Mariota’s two, both coinciding with underwhelming days from him, have knocked Oregon out of even Pac-12 title contention. The first one to Stanford made him a fringe Heisman contender at best; the Arizona blowout last Saturday was the knockout blow. Petty suffered a blowout knockout of his own, as Baylor got crushed by Oklahoma State. It’s most unfair that Bridgewater’s candidacy died in a loss, considering that he was great in Louisville’s loss to UCF, and hasn’t had a bad game this year, but Louisville’s profile was always part of his appeal, and the Cardinals’ loss sideswiped his bandwagon.
Winning the Heisman doesn’t just require greatness from a single player. This 2013 field is better evidence of that than most years’ lists of candidates.
The Heismen of the Week
QB Keenan Reynolds, Navy Midshipmen
The Line: 36 carries, 240 yards, seven rushing TDs; 4-for-6, 46 yards, one passing TD
The seven rushing touchdowns is an NCAA record, though it took a 58-52 triple-overtime barn-burner against San Jose State to accomplish. But not too many times has “eight total touchdowns accounted for” ever been done in my lifetime, either.
QB Derek Carr, Fresno State Bulldogs
The Line: 27-for-37, 522 passing yards, seven passing TDs
Carr’s one of the lesser-known names in the fantastic crop of college quarterbacks this year, and he’s not really a Heisman candidate despite his nutty stat line (3,943 yards, 39 passing touchdowns) but he’s bound to receive some votes, especially if voters caught him filleting New Mexico in the Bulldogs’ 69-28 win.

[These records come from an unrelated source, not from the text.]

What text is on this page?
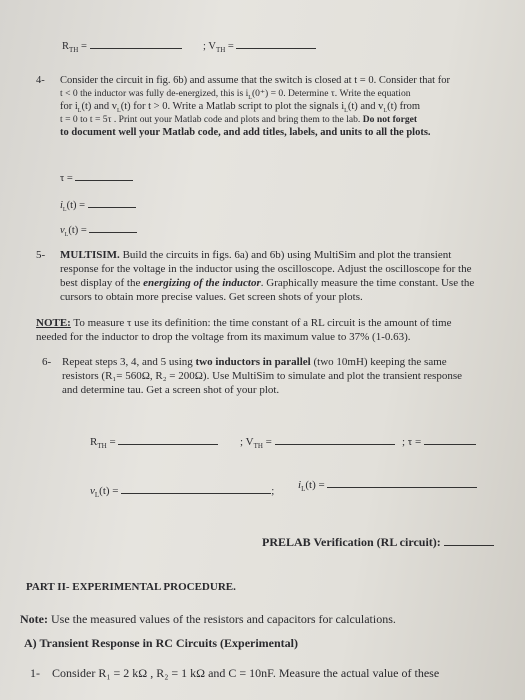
$R_{TH}$ =	; $V_{TH}$ =
4- Consider the circuit in fig. 6b) and assume that the switch is closed at t = 0. Consider that for
t < 0 the inductor was fully de-energized, this is $i_L(0^+) = 0$. Determine τ. Write the equation
for $i_L(t)$ and $v_L(t)$ for t > 0. Write a Matlab script to plot the signals $i_L(t)$ and $v_L(t)$ from
t = 0 to t = 5τ . Print out your Matlab code and plots and bring them to the lab. Do not forget
to document well your Matlab code, and add titles, labels, and units to all the plots.
τ =
$i_L(t)$ =
$v_L(t)$ =
5- MULTISIM. Build the circuits in figs. 6a) and 6b) using MultiSim and plot the transient
response for the voltage in the inductor using the oscilloscope. Adjust the oscilloscope for the
best display of the energizing of the inductor. Graphically measure the time constant. Use the
cursors to obtain more precise values. Get screen shots of your plots.
NOTE: To measure τ use its definition: the time constant of a RL circuit is the amount of time
needed for the inductor to drop the voltage from its maximum value to 37% (1-0.63).
6- Repeat steps 3, 4, and 5 using two inductors in parallel (two 10mH) keeping the same
resistors (R₁= 560Ω, R₂ = 200Ω). Use MultiSim to simulate and plot the transient response
and determine tau. Get a screen shot of your plot.
$R_{TH}$ =	; $V_{TH}$ =	; τ =
$v_L(t)$ =	; $i_L(t)$ =
PRELAB Verification (RL circuit):
PART II- EXPERIMENTAL PROCEDURE.
Note: Use the measured values of the resistors and capacitors for calculations.
A) Transient Response in RC Circuits (Experimental)
1- Consider R₁ = 2 kΩ , R₂ = 1 kΩ and C = 10nF. Measure the actual value of these
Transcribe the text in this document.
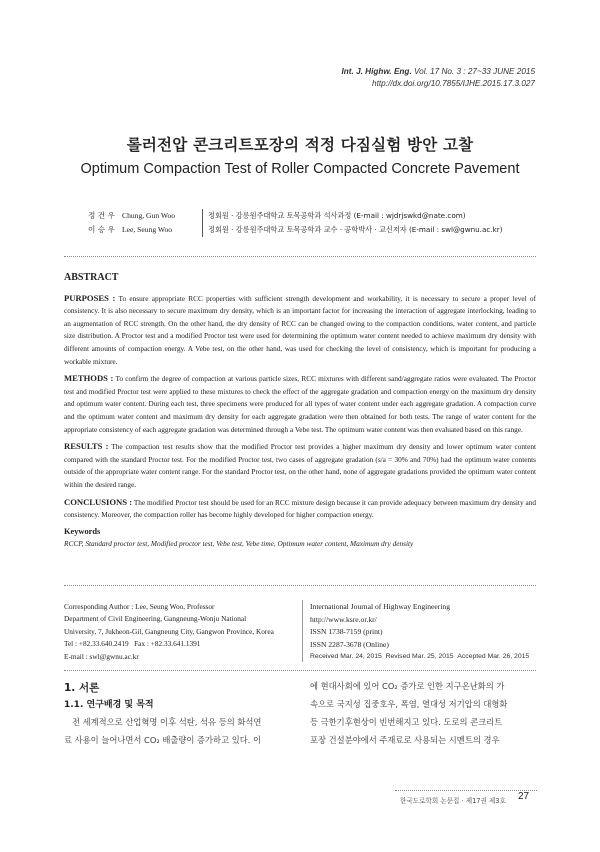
Int. J. Highw. Eng. Vol. 17 No. 3 : 27~33 JUNE 2015
http://dx.doi.org/10.7855/IJHE.2015.17.3.027
롤러전압 콘크리트포장의 적정 다짐실험 방안 고찰
Optimum Compaction Test of Roller Compacted Concrete Pavement
정 건 우 Chung, Gun Woo	정회원 · 강릉원주대학교 토목공학과 석사과정 (E-mail : wjdrjswkd@nate.com)
이 승 우 Lee, Seung Woo	정회원 · 강릉원주대학교 토목공학과 교수 · 공학박사 · 교신저자 (E-mail : swl@gwnu.ac.kr)
ABSTRACT

PURPOSES : To ensure appropriate RCC properties with sufficient strength development and workability, it is necessary to secure a proper level of consistency. It is also necessary to secure maximum dry density, which is an important factor for increasing the interaction of aggregate interlocking, leading to an augmentation of RCC strength. On the other hand, the dry density of RCC can be changed owing to the compaction conditions, water content, and particle size distribution. A Proctor test and a modified Proctor test were used for determining the optimum water content needed to achieve maximum dry density with different amounts of compaction energy. A Vebe test, on the other hand, was used for checking the level of consistency, which is important for producing a workable mixture.

METHODS : To confirm the degree of compaction at various particle sizes, RCC mixtures with different sand/aggregate ratios were evaluated. The Proctor test and modified Proctor test were applied to these mixtures to check the effect of the aggregate gradation and compaction energy on the maximum dry density and optimum water content. During each test, three specimens were produced for all types of water content under each aggregate gradation. A compaction curve and the optimum water content and maximum dry density for each aggregate gradation were then obtained for both tests. The range of water content for the appropriate consistency of each aggregate gradation was determined through a Vebe test. The optimum water content was then evaluated based on this range.

RESULTS : The compaction test results show that the modified Proctor test provides a higher maximum dry density and lower optimum water content compared with the standard Proctor test. For the modified Proctor test, two cases of aggregate gradation (s/a = 30% and 70%) had the optimum water contents outside of the appropriate water content range. For the standard Proctor test, on the other hand, none of aggregate gradations provided the optimum water content within the desired range.

CONCLUSIONS : The modified Proctor test should be used for an RCC mixture design because it can provide adequacy between maximum dry density and consistency. Moreover, the compaction roller has become highly developed for higher compaction energy.

Keywords
RCCP, Standard proctor test, Modified proctor test, Vebe test, Vebe time, Optimum water content, Maximum dry density
Corresponding Author : Lee, Seung Woo, Professor
Department of Civil Engineering, Gangneung-Wonju National
University, 7, Jukheon-Gil, Gangneung City, Gangwon Province, Korea
Tel : +82.33.640.2419 Fax : +82.33.641.1391
E-mail : swl@gwnu.ac.kr
International Journal of Highway Engineering
http://www.ksre.or.kr/
ISSN 1738-7159 (print)
ISSN 2287-3678 (Online)
Received Mar. 24, 2015 Revised Mar. 25, 2015 Accepted Mar. 26, 2015
1. 서론
1.1. 연구배경 및 목적
전 세계적으로 산업혁명 이후 석탄, 석유 등의 화석연
료 사용이 늘어나면서 CO₂ 배출량이 증가하고 있다. 이
에 현대사회에 있어 CO₂ 증가로 인한 지구온난화의 가
속으로 국지성 집중호우, 폭염, 열대성 저기압의 대형화
등 극한기후현상이 빈번해지고 있다. 도로의 콘크리트
포장 건설분야에서 주재료로 사용되는 시멘트의 경우
한국도로학회 논문집 · 제17권 제3호 27
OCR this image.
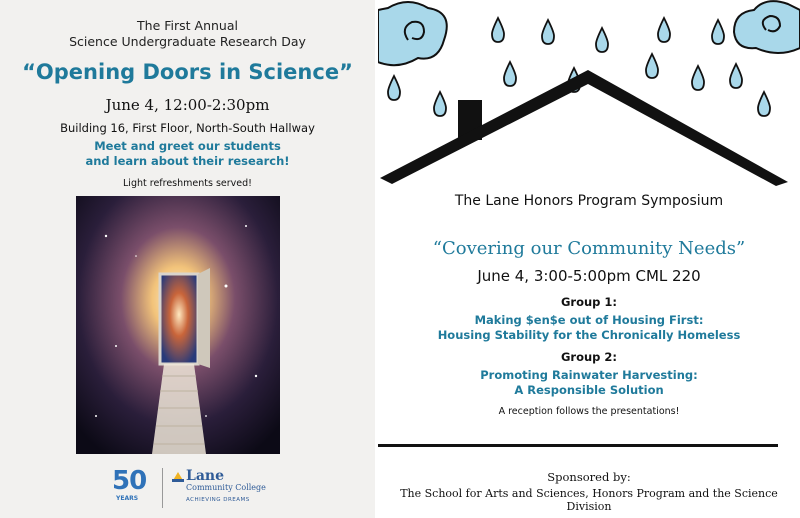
The First Annual
Science Undergraduate Research Day
“Opening Doors in Science”
June 4, 12:00-2:30pm
Building 16, First Floor, North-South Hallway
Meet and greet our students
and learn about their research!
Light refreshments served!
50
YEARS
Lane
Community College
ACHIEVING DREAMS
The Lane Honors Program Symposium
“Covering our Community Needs”
June 4, 3:00-5:00pm CML 220
Group 1:
Making $en$e out of Housing First:
Housing Stability for the Chronically Homeless
Group 2:
Promoting Rainwater Harvesting:
A Responsible Solution
A reception follows the presentations!
Sponsored by:
The School for Arts and Sciences, Honors Program and the Science Division
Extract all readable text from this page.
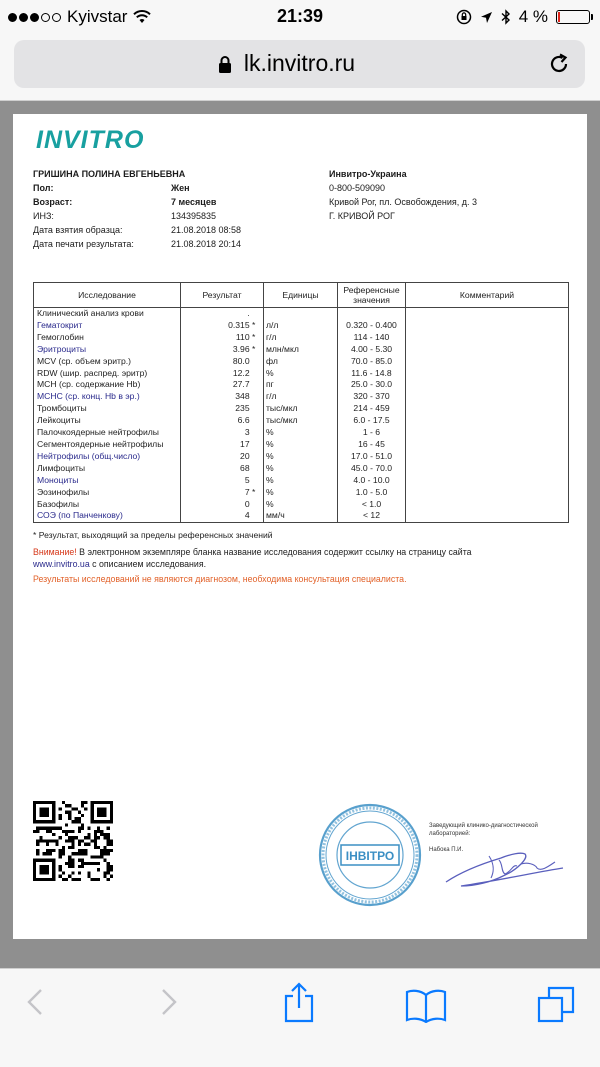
Kyivstar	21:39	4 %
lk.invitro.ru
INVITRO
ГРИШИНА ПОЛИНА ЕВГЕНЬЕВНА
Пол:	Жен
Возраст:	7 месяцев
ИНЗ:	134395835
Дата взятия образца:	21.08.2018 08:58
Дата печати результата:	21.08.2018 20:14
Инвитро-Украина
0-800-509090
Кривой Рог, пл. Освобождения, д. 3
Г. КРИВОЙ РОГ
Исследование	Результат	Единицы	Референсные значения	Комментарий
Клинический анализ крови	.			
Гематокрит	0.315 *	л/л	0.320 - 0.400	
Гемоглобин	110 *	г/л	114 - 140	
Эритроциты	3.96 *	млн/мкл	4.00 - 5.30	
MCV (ср. объем эритр.)	80.0	фл	70.0 - 85.0	
RDW (шир. распред. эритр)	12.2	%	11.6 - 14.8	
MCH (ср. содержание Hb)	27.7	пг	25.0 - 30.0	
MCHC (ср. конц. Hb в эр.)	348	г/л	320 - 370	
Тромбоциты	235	тыс/мкл	214 - 459	
Лейкоциты	6.6	тыс/мкл	6.0 - 17.5	
Палочкоядерные нейтрофилы	3	%	1 - 6	
Сегментоядерные нейтрофилы	17	%	16 - 45	
Нейтрофилы (общ.число)	20	%	17.0 - 51.0	
Лимфоциты	68	%	45.0 - 70.0	
Моноциты	5	%	4.0 - 10.0	
Эозинофилы	7 *	%	1.0 - 5.0	
Базофилы	0	%	< 1.0	
СОЭ (по Панченкову)	4	мм/ч	< 12	
* Результат, выходящий за пределы референсных значений
Внимание! В электронном экземпляре бланка название исследования содержит ссылку на страницу сайта
www.invitro.ua с описанием исследования.
Результаты исследований не являются диагнозом, необходима консультация специалиста.
ІНВІТРО
Заведующий клинико-диагностической лабораторией:
Набока П.И.
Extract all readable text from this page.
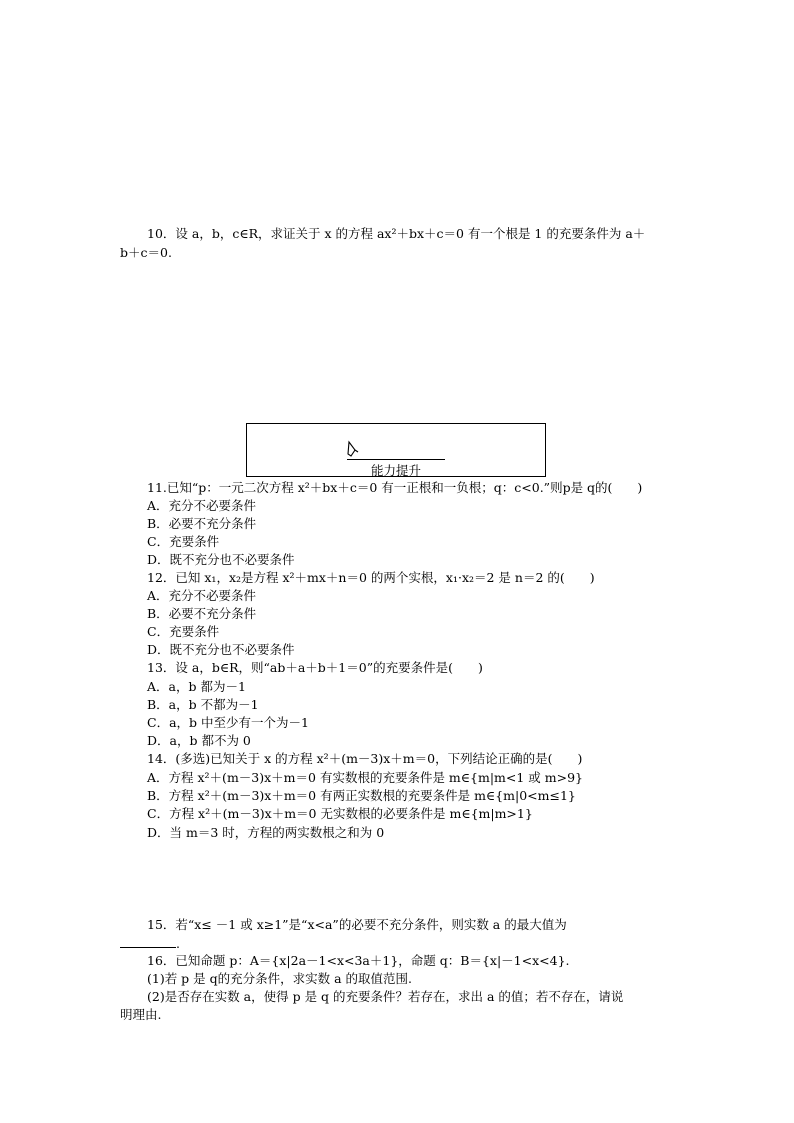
10．设 a，b，c∈R，求证关于 x 的方程 ax²＋bx＋c＝0 有一个根是 1 的充要条件为 a＋
b＋c＝0.
能力提升
11.已知“p：一元二次方程 x²＋bx＋c＝0 有一正根和一负根；q：c<0.”则p是 q的(　　)
A．充分不必要条件
B．必要不充分条件
C．充要条件
D．既不充分也不必要条件
12．已知 x₁，x₂是方程 x²＋mx＋n＝0 的两个实根，x₁·x₂＝2 是 n＝2 的(　　)
A．充分不必要条件
B．必要不充分条件
C．充要条件
D．既不充分也不必要条件
13．设 a，b∈R，则“ab＋a＋b＋1＝0”的充要条件是(　　)
A．a，b 都为－1
B．a，b 不都为－1
C．a，b 中至少有一个为－1
D．a，b 都不为 0
14．(多选)已知关于 x 的方程 x²＋(m－3)x＋m＝0，下列结论正确的是(　　)
A．方程 x²＋(m－3)x＋m＝0 有实数根的充要条件是 m∈{m|m<1 或 m>9}
B．方程 x²＋(m－3)x＋m＝0 有两正实数根的充要条件是 m∈{m|0<m≤1}
C．方程 x²＋(m－3)x＋m＝0 无实数根的必要条件是 m∈{m|m>1}
D．当 m＝3 时，方程的两实数根之和为 0
15．若“x≤ －1 或 x≥1”是“x<a”的必要不充分条件，则实数 a 的最大值为
.
16．已知命题 p：A＝{x|2a－1<x<3a＋1}，命题 q：B＝{x|－1<x<4}.
(1)若 p 是 q的充分条件，求实数 a 的取值范围.
(2)是否存在实数 a，使得 p 是 q 的充要条件？若存在，求出 a 的值；若不存在，请说
明理由.
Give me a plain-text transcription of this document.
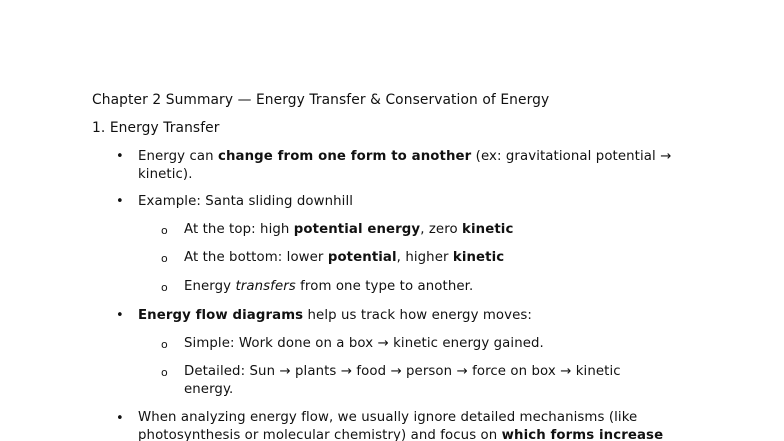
Chapter 2 Summary — Energy Transfer & Conservation of Energy
1. Energy Transfer
• Energy can change from one form to another (ex: gravitational potential → kinetic).
• Example: Santa sliding downhill
o At the top: high potential energy, zero kinetic
o At the bottom: lower potential, higher kinetic
o Energy transfers from one type to another.
• Energy flow diagrams help us track how energy moves:
o Simple: Work done on a box → kinetic energy gained.
o Detailed: Sun → plants → food → person → force on box → kinetic energy.
• When analyzing energy flow, we usually ignore detailed mechanisms (like photosynthesis or molecular chemistry) and focus on which forms increase
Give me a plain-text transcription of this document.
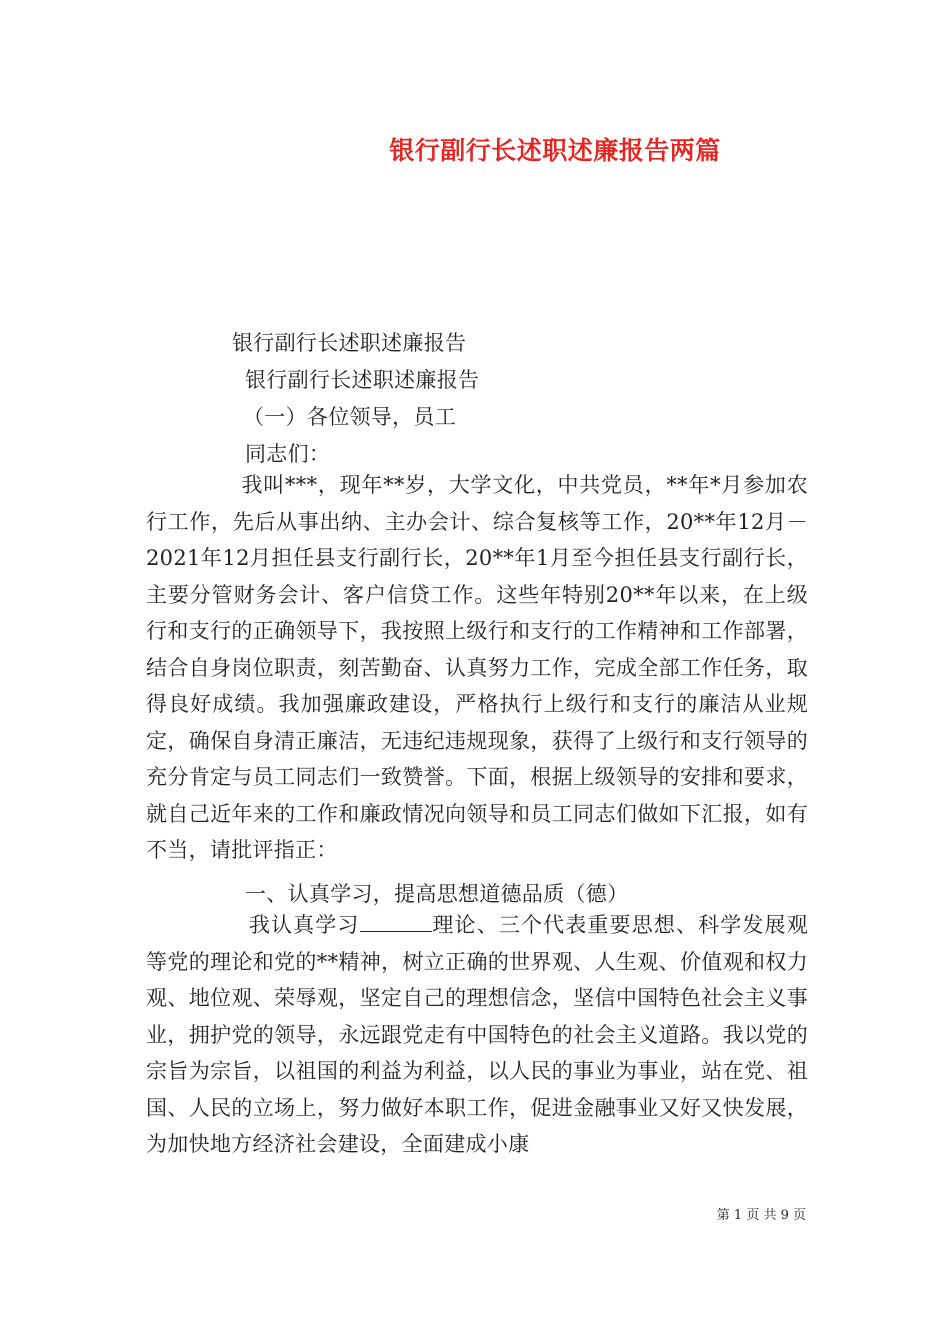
银行副行长述职述廉报告两篇
银行副行长述职述廉报告
银行副行长述职述廉报告
（一）各位领导，员工
同志们：

我叫***，现年**岁，大学文化，中共党员，**年*月参加农行工作，先后从事出纳、主办会计、综合复核等工作，20**年12月－2021年12月担任县支行副行长，20**年1月至今担任县支行副行长，主要分管财务会计、客户信贷工作。这些年特别20**年以来，在上级行和支行的正确领导下，我按照上级行和支行的工作精神和工作部署，结合自身岗位职责，刻苦勤奋、认真努力工作，完成全部工作任务，取得良好成绩。我加强廉政建设，严格执行上级行和支行的廉洁从业规定，确保自身清正廉洁，无违纪违规现象，获得了上级行和支行领导的充分肯定与员工同志们一致赞誉。下面，根据上级领导的安排和要求，就自己近年来的工作和廉政情况向领导和员工同志们做如下汇报，如有不当，请批评指正：

一、认真学习，提高思想道德品质（德）

我认真学习	理论、三个代表重要思想、科学发展观等党的理论和党的**精神，树立正确的世界观、人生观、价值观和权力观、地位观、荣辱观，坚定自己的理想信念，坚信中国特色社会主义事业，拥护党的领导，永远跟党走有中国特色的社会主义道路。我以党的宗旨为宗旨，以祖国的利益为利益，以人民的事业为事业，站在党、祖国、人民的立场上，努力做好本职工作，促进金融事业又好又快发展，为加快地方经济社会建设，全面建成小康

第 1 页 共 9 页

The FCS Heisman of the Week
QB John Robertson, Villanova Wildcats
The Line: 19-for-28, 252 passing yards, three TDs, one INT; 31 carries, 165 rushing yards, one TD
There were players with better lines (Eastern Illinois QB Jimmy Garoppolo threw for 477 yards and six touchdowns; Murray State's Maikhail Miller had 467 passing yards and two scores to go with two more TDs on the ground), but Robertson's context makes his awesome: Villanova trailed Delaware 34-12 entering the fourth quarter, but scored 23 points in the game's final 8:01, with three touchdowns from Robertson coming in that span, to shock the Blue Hens, 35-34.